A growing company like The Sunny Plumber is necessarily a hiring company. It builds out its business on the backs of new hires who, once they prove themselves, become the veteran employees whose performances foster future growth.

The Sunny Plumber will be in a hiring mode for years to come because the Southwest U.S. company aspires to establish itself across the country. “We are not yet expanding across the country, but that kind of thinking is coming into play,” says Gary Eisenhauer, general manager, “The goal (in 2018) is to expand quicker. Every month, we have a management meeting to determine if it is time to move forward or to slow down.”

In the process of expansion, Eisenhauer constantly will be culling male and female technician candidates for employment. The general manager says technical ability is not the first criterion he considers as he interviews job applicants. “The first thing I look for in the recruiting process is integrity,” he says. “That’s because I will be sending them out to clients they have never met. They have got to be able to work with strangers.”
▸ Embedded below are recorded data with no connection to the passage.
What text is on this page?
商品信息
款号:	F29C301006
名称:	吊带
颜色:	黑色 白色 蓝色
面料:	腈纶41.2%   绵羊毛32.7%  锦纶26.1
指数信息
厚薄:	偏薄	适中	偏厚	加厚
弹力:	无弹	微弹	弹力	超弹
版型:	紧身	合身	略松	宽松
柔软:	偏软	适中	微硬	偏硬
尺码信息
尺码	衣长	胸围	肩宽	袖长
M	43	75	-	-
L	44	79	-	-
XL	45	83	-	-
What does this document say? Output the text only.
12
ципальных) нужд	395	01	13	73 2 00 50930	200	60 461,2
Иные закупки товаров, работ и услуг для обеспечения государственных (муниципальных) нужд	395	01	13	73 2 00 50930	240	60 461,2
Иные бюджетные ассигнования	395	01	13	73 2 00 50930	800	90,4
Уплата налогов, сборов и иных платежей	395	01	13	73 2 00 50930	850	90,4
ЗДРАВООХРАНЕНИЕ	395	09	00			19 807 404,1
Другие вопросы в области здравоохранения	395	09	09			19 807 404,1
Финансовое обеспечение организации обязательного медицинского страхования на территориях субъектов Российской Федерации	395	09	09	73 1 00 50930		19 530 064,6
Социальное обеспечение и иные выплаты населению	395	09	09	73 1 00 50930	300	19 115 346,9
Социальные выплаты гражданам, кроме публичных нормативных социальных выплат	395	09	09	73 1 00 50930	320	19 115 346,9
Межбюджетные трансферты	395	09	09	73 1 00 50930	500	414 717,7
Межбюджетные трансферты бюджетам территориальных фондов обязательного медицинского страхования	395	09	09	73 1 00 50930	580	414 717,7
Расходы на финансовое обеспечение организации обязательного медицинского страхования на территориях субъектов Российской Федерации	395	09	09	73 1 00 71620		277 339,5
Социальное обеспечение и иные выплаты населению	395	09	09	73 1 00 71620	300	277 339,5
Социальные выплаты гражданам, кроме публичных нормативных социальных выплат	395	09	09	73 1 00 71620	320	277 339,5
He is not talking about an employee being congenial, though that also is a valuable customer service attribute. Rather, the employees must be trustworthy because they will be in clients’ homes where personal security is always a paramount concern. Both Eisenhauer and his customers must be able to trust that the plumber entering a home will demonstrate good character while there. Eisenhauer says what separates The Sunny Plumber from some competitors is the trustworthiness of the company itself and the integrity of the service employees who represent it.

In his focus on character, the company’s general manager might be channeling Warren Buffett, the legendary CEO of the Berkshire Hathaway conglomerate. Buffett is quoted saying: “In looking for people to hire, look for three qualities: integrity, intelligence and energy. And if they don’t have the first one, the other two will kill you.”